Again, I’d like to stress that my claim is:
Also, to be clear, none of the considerations I listed make a clear and strong case for unaligned AI being less morally valuable, but they do make the case that the relevant argument here is very different from the considerations you seem to be listing. In particular, I think value won’t be coming from incidental consumption.
Maybe the most important single consideration is something like:
Value can be extremely dense in computation relative to the density of value from AIs used for economic activity (instead of value).
So, we should focus on the question of entities trying to create morally valuable lives (or experience or whatever relevant similar property we care about) and then answer this.
(You do seem to talk about “will AIs have more/less utilitarian impulses than humans”, but you seem to talk about this almost entirely from the perspective of growing the economy rather than question like how good the lives will be.)
Hmm, this is more of a claim then a consideration but I’d highlight:
It seems likely to me that the vast, vast majority of moral value (from this sort of utilitarian perspective) will be produced via people trying to improve to improve moral value rather than incidentally via economic production. This applies for both aligned and unaligned AI. I expect that only a tiny fraction of available comptuation goes toward optimizing economic production and that only a smaller fraction of this is morally relevant and that the weight on this moral relevance is much lower than being specifically optimize for moral relevance when operating from a similar perspective. This bullet is somewhere between a consideration and a claim, though it seems like possibly our biggest disagreement. I think it’s possible that this disagreement is driven by some of the other considerations I list.
The main thing this claim disputes is:
Consequently, in a scenario where AIs are aligned with human preferences, the consciousness of AIs will likely be determined mainly by economic efficiency factors during production, rather than by moral considerations.
(and some related points).
Sorry, I don’t think this exactly addresses your comment. I’ll maybe try to do a better job in a bit. I think a bunch of the considerations I mention are relatively diffuse, but important in aggregate.

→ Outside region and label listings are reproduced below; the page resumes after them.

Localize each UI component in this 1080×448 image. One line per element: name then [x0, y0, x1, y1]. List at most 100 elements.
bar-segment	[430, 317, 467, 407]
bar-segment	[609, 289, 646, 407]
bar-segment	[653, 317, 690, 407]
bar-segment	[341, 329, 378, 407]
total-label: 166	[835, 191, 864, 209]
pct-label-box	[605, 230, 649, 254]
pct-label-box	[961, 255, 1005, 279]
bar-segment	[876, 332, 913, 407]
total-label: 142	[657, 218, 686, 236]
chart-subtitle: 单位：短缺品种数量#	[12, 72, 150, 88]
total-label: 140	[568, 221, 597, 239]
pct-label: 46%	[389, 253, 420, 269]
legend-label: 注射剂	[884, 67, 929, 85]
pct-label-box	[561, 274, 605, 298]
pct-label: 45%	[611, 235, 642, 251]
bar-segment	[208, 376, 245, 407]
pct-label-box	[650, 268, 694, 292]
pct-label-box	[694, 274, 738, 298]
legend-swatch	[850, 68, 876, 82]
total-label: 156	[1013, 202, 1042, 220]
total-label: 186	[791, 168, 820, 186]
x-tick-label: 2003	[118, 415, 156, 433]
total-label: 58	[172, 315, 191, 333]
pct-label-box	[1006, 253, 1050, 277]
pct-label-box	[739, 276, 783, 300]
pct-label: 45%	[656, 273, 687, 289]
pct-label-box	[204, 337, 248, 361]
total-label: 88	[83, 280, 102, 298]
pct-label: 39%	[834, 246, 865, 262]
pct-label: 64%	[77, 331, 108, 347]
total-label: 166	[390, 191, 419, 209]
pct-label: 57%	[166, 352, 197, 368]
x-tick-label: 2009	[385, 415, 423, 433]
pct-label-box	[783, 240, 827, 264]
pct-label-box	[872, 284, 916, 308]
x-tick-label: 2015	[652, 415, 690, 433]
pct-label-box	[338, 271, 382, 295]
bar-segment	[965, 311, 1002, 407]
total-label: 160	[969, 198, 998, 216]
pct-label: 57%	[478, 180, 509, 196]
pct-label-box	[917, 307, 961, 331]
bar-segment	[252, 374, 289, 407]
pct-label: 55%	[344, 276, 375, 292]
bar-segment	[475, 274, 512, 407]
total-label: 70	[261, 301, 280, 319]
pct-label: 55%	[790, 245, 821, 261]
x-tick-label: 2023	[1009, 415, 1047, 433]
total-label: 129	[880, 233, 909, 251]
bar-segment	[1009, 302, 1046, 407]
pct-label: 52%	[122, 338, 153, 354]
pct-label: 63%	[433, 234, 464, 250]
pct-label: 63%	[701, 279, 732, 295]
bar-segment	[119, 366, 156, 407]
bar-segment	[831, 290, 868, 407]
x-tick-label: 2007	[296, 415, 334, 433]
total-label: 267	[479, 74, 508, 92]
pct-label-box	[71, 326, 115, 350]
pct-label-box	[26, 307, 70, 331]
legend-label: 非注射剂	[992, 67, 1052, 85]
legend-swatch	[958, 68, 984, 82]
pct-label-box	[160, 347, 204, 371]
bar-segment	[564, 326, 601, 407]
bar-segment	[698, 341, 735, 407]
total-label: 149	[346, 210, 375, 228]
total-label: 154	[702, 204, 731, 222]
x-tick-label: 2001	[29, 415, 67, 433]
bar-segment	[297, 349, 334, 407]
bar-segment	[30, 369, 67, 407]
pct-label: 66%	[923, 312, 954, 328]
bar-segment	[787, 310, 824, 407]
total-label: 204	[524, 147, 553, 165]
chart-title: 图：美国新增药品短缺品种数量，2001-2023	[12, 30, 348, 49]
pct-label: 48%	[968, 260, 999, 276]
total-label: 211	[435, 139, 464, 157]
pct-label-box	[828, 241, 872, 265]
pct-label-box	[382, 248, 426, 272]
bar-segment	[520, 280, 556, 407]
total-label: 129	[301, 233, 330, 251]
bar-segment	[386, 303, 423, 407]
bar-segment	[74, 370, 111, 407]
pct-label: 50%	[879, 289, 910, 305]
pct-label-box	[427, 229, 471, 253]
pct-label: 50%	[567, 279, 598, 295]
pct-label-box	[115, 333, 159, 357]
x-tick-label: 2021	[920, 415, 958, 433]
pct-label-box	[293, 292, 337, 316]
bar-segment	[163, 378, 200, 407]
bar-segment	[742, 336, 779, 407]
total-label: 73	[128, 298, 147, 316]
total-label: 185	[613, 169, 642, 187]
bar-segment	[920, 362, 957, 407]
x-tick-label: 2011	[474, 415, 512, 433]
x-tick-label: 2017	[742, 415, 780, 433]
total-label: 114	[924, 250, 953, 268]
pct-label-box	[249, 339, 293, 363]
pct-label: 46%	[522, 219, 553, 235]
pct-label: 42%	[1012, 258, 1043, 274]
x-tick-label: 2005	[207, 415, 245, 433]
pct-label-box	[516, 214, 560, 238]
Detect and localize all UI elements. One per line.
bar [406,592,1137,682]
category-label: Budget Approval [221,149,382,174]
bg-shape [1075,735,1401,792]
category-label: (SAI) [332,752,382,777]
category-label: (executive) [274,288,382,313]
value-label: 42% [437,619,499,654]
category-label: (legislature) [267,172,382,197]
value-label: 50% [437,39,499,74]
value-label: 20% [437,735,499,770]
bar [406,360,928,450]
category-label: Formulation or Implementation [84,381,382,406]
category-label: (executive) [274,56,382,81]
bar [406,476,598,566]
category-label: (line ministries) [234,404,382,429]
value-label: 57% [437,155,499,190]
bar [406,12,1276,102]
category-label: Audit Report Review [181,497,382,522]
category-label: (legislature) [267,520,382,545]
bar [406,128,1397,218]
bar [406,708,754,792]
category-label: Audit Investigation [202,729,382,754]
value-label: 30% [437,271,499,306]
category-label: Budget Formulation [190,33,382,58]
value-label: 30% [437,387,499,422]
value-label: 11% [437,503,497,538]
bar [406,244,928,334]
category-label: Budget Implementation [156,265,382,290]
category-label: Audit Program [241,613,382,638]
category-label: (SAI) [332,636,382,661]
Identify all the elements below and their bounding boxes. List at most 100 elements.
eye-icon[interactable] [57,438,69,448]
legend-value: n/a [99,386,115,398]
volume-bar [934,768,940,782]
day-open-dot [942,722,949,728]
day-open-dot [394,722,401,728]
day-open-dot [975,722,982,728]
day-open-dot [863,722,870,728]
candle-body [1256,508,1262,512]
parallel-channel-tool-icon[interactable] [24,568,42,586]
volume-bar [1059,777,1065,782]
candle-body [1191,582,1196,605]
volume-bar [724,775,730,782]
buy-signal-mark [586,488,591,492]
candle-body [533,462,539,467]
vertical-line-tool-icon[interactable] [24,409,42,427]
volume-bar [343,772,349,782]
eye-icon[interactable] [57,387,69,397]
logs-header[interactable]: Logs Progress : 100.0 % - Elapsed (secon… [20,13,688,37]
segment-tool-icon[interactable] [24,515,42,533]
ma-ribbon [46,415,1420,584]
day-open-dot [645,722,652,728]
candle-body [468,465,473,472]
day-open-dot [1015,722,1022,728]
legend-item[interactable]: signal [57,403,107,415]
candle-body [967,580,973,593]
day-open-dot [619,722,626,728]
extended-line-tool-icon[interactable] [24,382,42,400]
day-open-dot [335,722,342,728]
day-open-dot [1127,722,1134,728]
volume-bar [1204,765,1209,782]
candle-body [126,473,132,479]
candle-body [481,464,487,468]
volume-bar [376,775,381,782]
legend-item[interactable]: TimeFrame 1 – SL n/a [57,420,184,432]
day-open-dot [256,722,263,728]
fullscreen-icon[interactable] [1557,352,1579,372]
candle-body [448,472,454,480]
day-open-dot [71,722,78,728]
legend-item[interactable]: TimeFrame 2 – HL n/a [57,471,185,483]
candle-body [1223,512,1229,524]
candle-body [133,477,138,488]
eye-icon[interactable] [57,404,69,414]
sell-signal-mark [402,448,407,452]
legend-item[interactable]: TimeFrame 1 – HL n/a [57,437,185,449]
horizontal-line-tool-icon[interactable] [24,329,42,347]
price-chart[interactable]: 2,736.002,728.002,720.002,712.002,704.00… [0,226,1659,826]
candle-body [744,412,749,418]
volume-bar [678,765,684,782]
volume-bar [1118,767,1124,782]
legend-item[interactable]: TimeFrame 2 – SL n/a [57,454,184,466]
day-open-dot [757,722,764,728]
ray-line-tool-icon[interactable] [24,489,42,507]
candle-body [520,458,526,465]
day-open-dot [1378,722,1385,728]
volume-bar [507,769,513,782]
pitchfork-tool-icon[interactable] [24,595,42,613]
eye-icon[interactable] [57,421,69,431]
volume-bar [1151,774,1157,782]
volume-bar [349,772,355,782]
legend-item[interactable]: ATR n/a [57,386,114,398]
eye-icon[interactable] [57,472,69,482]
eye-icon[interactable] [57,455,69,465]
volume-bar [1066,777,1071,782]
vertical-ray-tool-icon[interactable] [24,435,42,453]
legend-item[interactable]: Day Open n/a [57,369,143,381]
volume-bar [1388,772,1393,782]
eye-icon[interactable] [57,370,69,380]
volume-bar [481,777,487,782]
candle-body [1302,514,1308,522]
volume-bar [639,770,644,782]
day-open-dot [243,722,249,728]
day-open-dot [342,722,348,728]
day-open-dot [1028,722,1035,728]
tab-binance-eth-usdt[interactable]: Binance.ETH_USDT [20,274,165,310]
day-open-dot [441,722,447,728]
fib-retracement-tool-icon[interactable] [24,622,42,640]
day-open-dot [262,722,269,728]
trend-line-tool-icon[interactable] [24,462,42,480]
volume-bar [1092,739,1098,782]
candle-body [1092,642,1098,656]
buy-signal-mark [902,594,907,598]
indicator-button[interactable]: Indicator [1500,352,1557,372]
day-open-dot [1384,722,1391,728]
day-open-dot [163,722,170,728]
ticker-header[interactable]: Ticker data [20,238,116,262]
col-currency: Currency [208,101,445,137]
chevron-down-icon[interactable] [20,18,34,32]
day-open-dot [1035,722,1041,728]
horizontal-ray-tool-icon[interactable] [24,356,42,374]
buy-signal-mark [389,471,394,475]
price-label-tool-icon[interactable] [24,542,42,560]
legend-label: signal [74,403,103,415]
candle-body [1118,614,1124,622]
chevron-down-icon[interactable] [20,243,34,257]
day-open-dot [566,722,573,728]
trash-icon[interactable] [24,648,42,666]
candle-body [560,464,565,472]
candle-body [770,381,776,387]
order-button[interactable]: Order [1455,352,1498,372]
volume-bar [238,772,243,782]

One additional meta-level point which I think is important: I think that existing writeups of why human control would have more moral value than unaligned AI control from a longtermist perspective are relatively weak and often specific writeups are highly flawed. (For some discussion of flaws, see this sequence.)
I just think that this write-up misses what seem to me to be key considerations, I’m not claiming that existing work settles the question or is even robust at all.
And it’s somewhat surprising and embarassing that this is the state of the current work given that longtermism is reasonably common and arguments for working on AI x-risk from a longtermist perspective are also common.
The “footprints on the future” thing could be referencing this post.
(Edit: to be clear, this link is not an endorsement.)
I’m not sure that I buy that critics lack motivation. At least in the space of AI, there will be (and already are) people with immense financial incentive to ensure that x-risk concerns don’t become very politically powerful.
Of course, it might be that the best move for these critics won’t be to write careful and well reasoned arguments for whatever reason (e.g. this would draw more attention to x-risk so ignoring it is better from their perspective).
Edit: this is mentioned in the post, but I’m a bit surprised because this isn’t emphasized more.